2Né en 1934, Hernán Valdés, se fait remarquer et connaître par ses recueils de poèmes puis par ses romans, Cuerpo creciente (Valdés 1966), Zoom (Valdés 1971), qui privilégient des personnages pris entre leur soif d’idéal et un monde marqué par l’absurde. Hernán Valdés fut contraint de s’exiler après le coup d’État. Car, en mettant violemment un terme, le 11 septembre 1973, aux trois années de gouvernement dirigé par le président Salvador Allende, la junte militaire qui prit alors le pouvoir, entreprit une sanglante « croisade » contre l’Unité Populaire (Moulian 1997 : 175) afin d’en effacer toutes les traces, et reconvertir le pays à l’ancien ordre moral et économique. Inquisitoriale, fanatique et totalitaire à la fois, elle isola et contrôla les individus en ayant sur eux un droit de vie et de mort. Elle alla jusqu’à les engloutir en les faisant disparaître doublement : elle les effaça temporairement du monde en les séquestrant, ou bien les annula, anéantissant même les corps morts. Un dispositif méthodique mêlant terreur et élimination assura efficacement la longévité d’une tyrannie qui marqua de son sceau l’identité de la nation entière, les principaux responsables continuant à bénéficier d’une totale impunité bien après la fin de ce régime.

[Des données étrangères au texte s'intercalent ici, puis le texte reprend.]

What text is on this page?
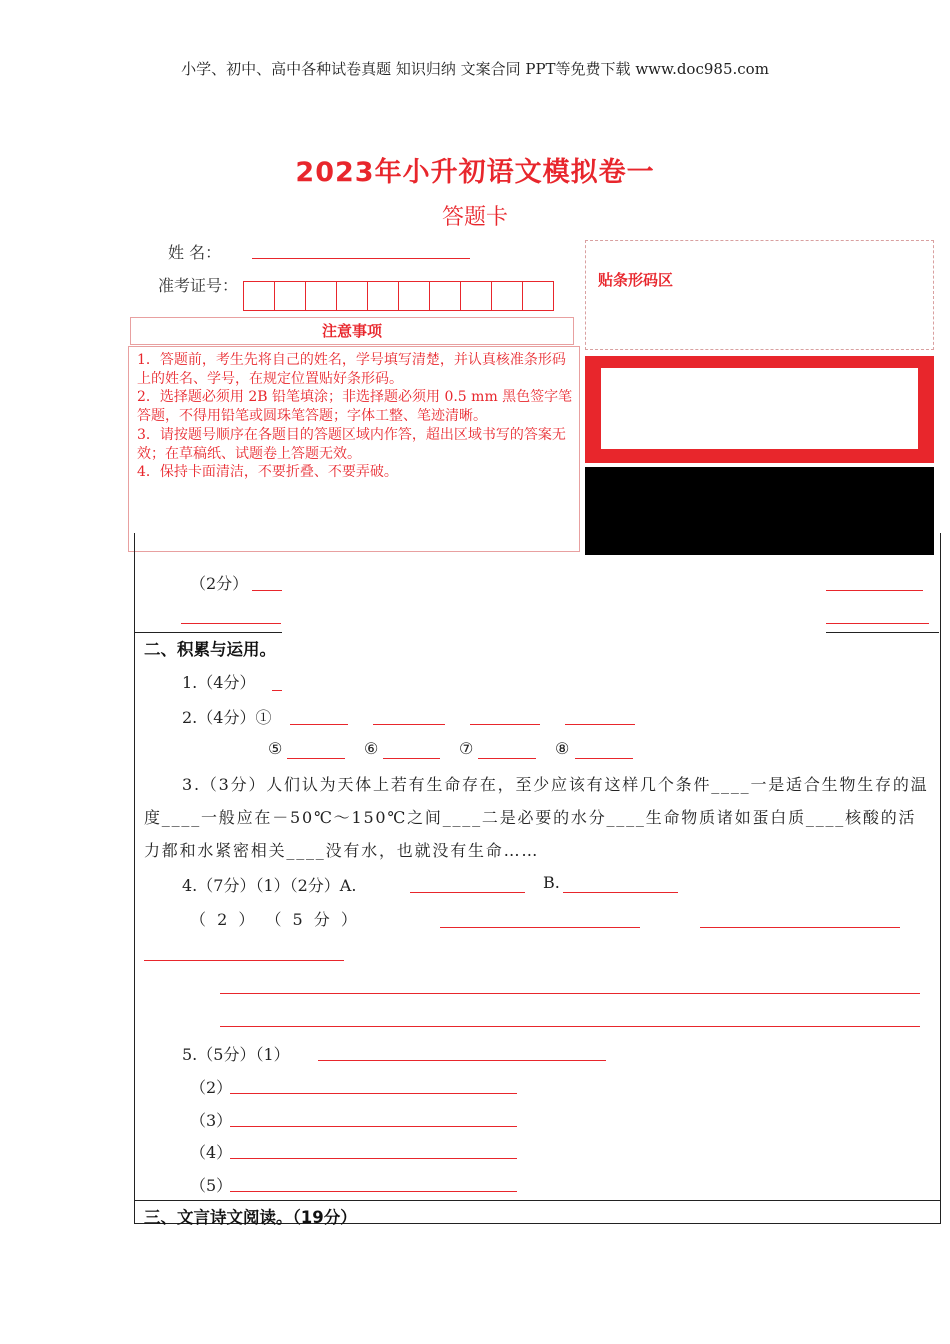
小学、初中、高中各种试卷真题 知识归纳 文案合同 PPT等免费下载 www.doc985.com
2023年小升初语文模拟卷一
答题卡
姓 名：
准考证号：	贴条形码区
注意事项
1．答题前，考生先将自己的姓名，学号填写清楚，并认真核准条形码上的姓名、学号，在规定位置贴好条形码。
2．选择题必须用 2B 铅笔填涂；非选择题必须用 0.5 mm 黑色签字笔答题，不得用铅笔或圆珠笔答题；字体工整、笔迹清晰。
3．请按题号顺序在各题目的答题区域内作答，超出区域书写的答案无效；在草稿纸、试题卷上答题无效。
4．保持卡面清洁，不要折叠、不要弄破。
（2分）
二、积累与运用。
1.（4分）
2.（4分）①
⑤	⑥	⑦	⑧
3.（3分）人们认为天体上若有生命存在，至少应该有这样几个条件____一是适合生物生存的温度____一般应在－50℃～150℃之间____二是必要的水分____生命物质诸如蛋白质____核酸的活力都和水紧密相关____没有水，也就没有生命……
4.（7分）（1）（2分）A.	B.
（ 2 ） （ 5 分 ）
5.（5分）（1）
（2）
（3）
（4）
（5）
三、文言诗文阅读。（19分）
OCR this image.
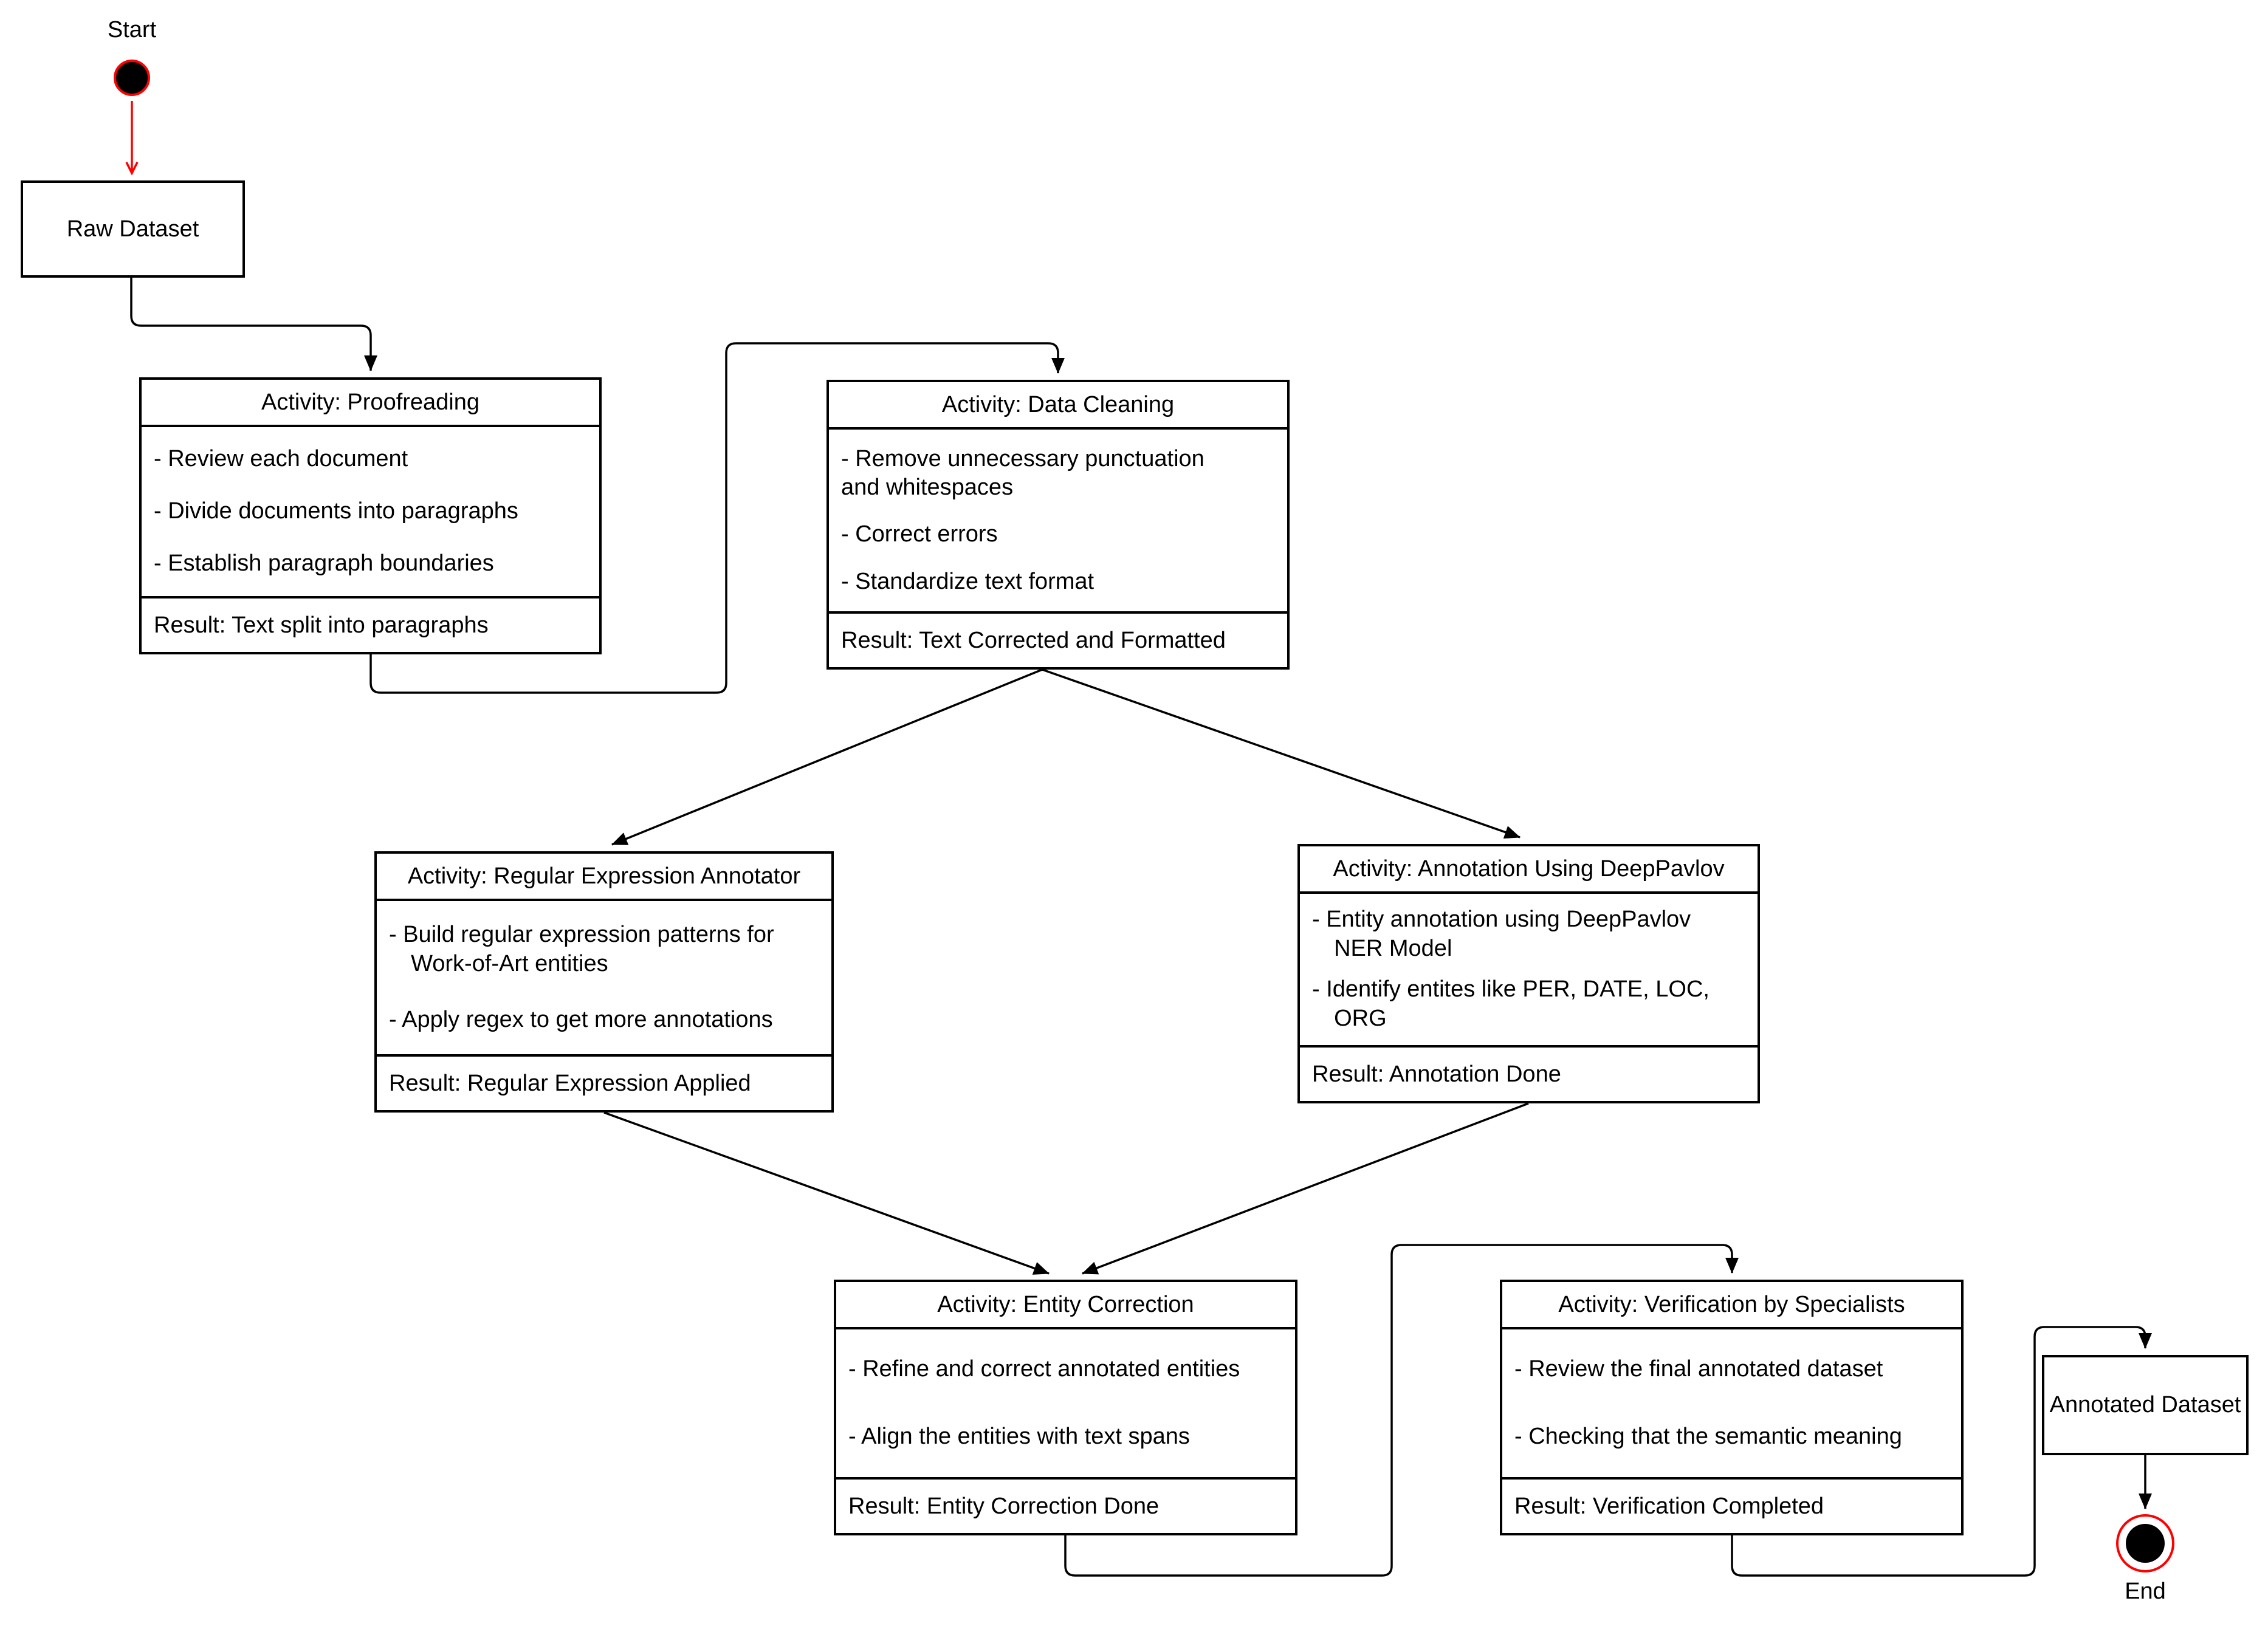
Start
Raw Dataset
Activity: Proofreading
- Review each document
- Divide documents into paragraphs
- Establish paragraph boundaries
Result: Text split into paragraphs
Activity: Data Cleaning
- Remove unnecessary punctuation and whitespaces
- Correct errors
- Standardize text format
Result: Text Corrected and Formatted
Activity: Regular Expression Annotator
- Build regular expression patterns for Work-of-Art entities
- Apply regex to get more annotations
Result: Regular Expression Applied
Activity: Annotation Using DeepPavlov
- Entity annotation using DeepPavlov NER Model
- Identify entites like PER, DATE, LOC, ORG
Result: Annotation Done
Activity: Entity Correction
- Refine and correct annotated entities
- Align the entities with text spans
Result: Entity Correction Done
Activity: Verification by Specialists
- Review the final annotated dataset
- Checking that the semantic meaning
Result: Verification Completed
Annotated Dataset
End
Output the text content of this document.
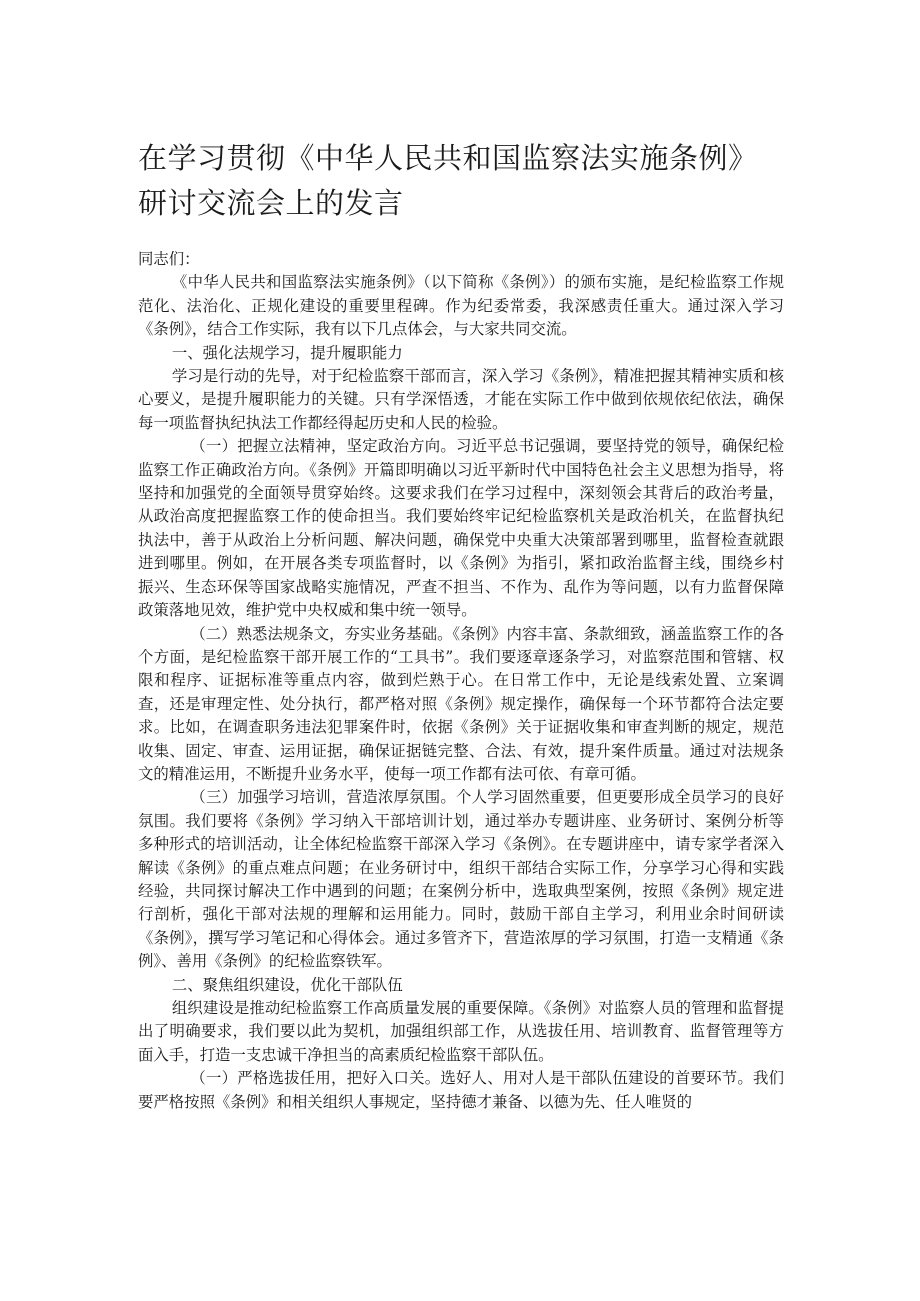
在学习贯彻《中华人民共和国监察法实施条例》研讨交流会上的发言

同志们：

《中华人民共和国监察法实施条例》（以下简称《条例》）的颁布实施，是纪检监察工作规范化、法治化、正规化建设的重要里程碑。作为纪委常委，我深感责任重大。通过深入学习《条例》，结合工作实际，我有以下几点体会，与大家共同交流。

一、强化法规学习，提升履职能力

学习是行动的先导，对于纪检监察干部而言，深入学习《条例》，精准把握其精神实质和核心要义，是提升履职能力的关键。只有学深悟透，才能在实际工作中做到依规依纪依法，确保每一项监督执纪执法工作都经得起历史和人民的检验。

（一）把握立法精神，坚定政治方向。习近平总书记强调，要坚持党的领导，确保纪检监察工作正确政治方向。《条例》开篇即明确以习近平新时代中国特色社会主义思想为指导，将坚持和加强党的全面领导贯穿始终。这要求我们在学习过程中，深刻领会其背后的政治考量，从政治高度把握监察工作的使命担当。我们要始终牢记纪检监察机关是政治机关，在监督执纪执法中，善于从政治上分析问题、解决问题，确保党中央重大决策部署到哪里，监督检查就跟进到哪里。例如，在开展各类专项监督时，以《条例》为指引，紧扣政治监督主线，围绕乡村振兴、生态环保等国家战略实施情况，严查不担当、不作为、乱作为等问题，以有力监督保障政策落地见效，维护党中央权威和集中统一领导。

（二）熟悉法规条文，夯实业务基础。《条例》内容丰富、条款细致，涵盖监察工作的各个方面，是纪检监察干部开展工作的“工具书”。我们要逐章逐条学习，对监察范围和管辖、权限和程序、证据标准等重点内容，做到烂熟于心。在日常工作中，无论是线索处置、立案调查，还是审理定性、处分执行，都严格对照《条例》规定操作，确保每一个环节都符合法定要求。比如，在调查职务违法犯罪案件时，依据《条例》关于证据收集和审查判断的规定，规范收集、固定、审查、运用证据，确保证据链完整、合法、有效，提升案件质量。通过对法规条文的精准运用，不断提升业务水平，使每一项工作都有法可依、有章可循。

（三）加强学习培训，营造浓厚氛围。个人学习固然重要，但更要形成全员学习的良好氛围。我们要将《条例》学习纳入干部培训计划，通过举办专题讲座、业务研讨、案例分析等多种形式的培训活动，让全体纪检监察干部深入学习《条例》。在专题讲座中，请专家学者深入解读《条例》的重点难点问题；在业务研讨中，组织干部结合实际工作，分享学习心得和实践经验，共同探讨解决工作中遇到的问题；在案例分析中，选取典型案例，按照《条例》规定进行剖析，强化干部对法规的理解和运用能力。同时，鼓励干部自主学习，利用业余时间研读《条例》，撰写学习笔记和心得体会。通过多管齐下，营造浓厚的学习氛围，打造一支精通《条例》、善用《条例》的纪检监察铁军。

二、聚焦组织建设，优化干部队伍

组织建设是推动纪检监察工作高质量发展的重要保障。《条例》对监察人员的管理和监督提出了明确要求，我们要以此为契机，加强组织部工作，从选拔任用、培训教育、监督管理等方面入手，打造一支忠诚干净担当的高素质纪检监察干部队伍。

（一）严格选拔任用，把好入口关。选好人、用对人是干部队伍建设的首要环节。我们要严格按照《条例》和相关组织人事规定，坚持德才兼备、以德为先、任人唯贤的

3Mettant à nu les aspects les plus cruels de la dictature, Hernán Valdés choisit de montrer ce qu’il observa de près durant sa séquestration en publiant Tejas Verdes. Diario de un campo de concentración chileno, durant l’année même où les faits décrits se produisirent, à Barcelone où il avait trouvé refuge avant de s’installer définitivement en Allemagne. Hernán Valdés y fait le récit de ce qu’il endura à « Tejas Verdes » lors de sa détention, durant un mois au début de l’année 1974. Cet ouvrage ne paraîtra qu’en 1996 au Chili, plus de vingt années après la première édition espagnole. Tout en se situant dans la continuité des différentes productions d’Hernán Valdés, Tejas Verdes. Diario de un campo de concentración chileno décrit une lente dégradation, d’autant plus violente qu’elle fut imposée et vécue dans la propre chair de l’auteur. Cherchant à émouvoir comme l’énonce le pacte d’écriture et de lecture rappelé dans le « péritexte » (Genette 1987 : 10), ce témoignage introspectif restitue le déroulement et les conditions extrêmes de son enfermement, depuis l’arrestation dans l’appartement de Santiago jusqu’à la libération soudaine dans une rue de la capitale. Grâce à des stratégies d’écriture privilégiant la prise de conscience du récepteur, ce récit-limite à bien des égards est rythmé par la narration quotidienne qui rapporte les différentes étapes du parcours d’Hernán Valdés. Le journal restitue les mauvais traitements infligés à son corps, reflétant les tourments subis par la nation entière que le coup d’État déposséda brutalement de son passé. Le corps brutalisé devient un texte-preuve des souffrances du pays, de tous les sacrifiés. Si la traduction fidèle des maux en mots demeure pourtant impossible selon Hernán Valdés, ce dernier s’engage contre la mutilation de la mémoire durant la dictature, puis contre le besoin d’oubli d’une démocratie préoccupée avant tout de cohésion nationale et de croissance économique. Son écriture devient ainsi le « lieu de mémoire » (Provost 2001 : 37-38) des êtres humiliés, détruits, disparus, qui retrouvent la dignité et l’humanité qui leur furent niées, qui reprennent corps grâce aux signes.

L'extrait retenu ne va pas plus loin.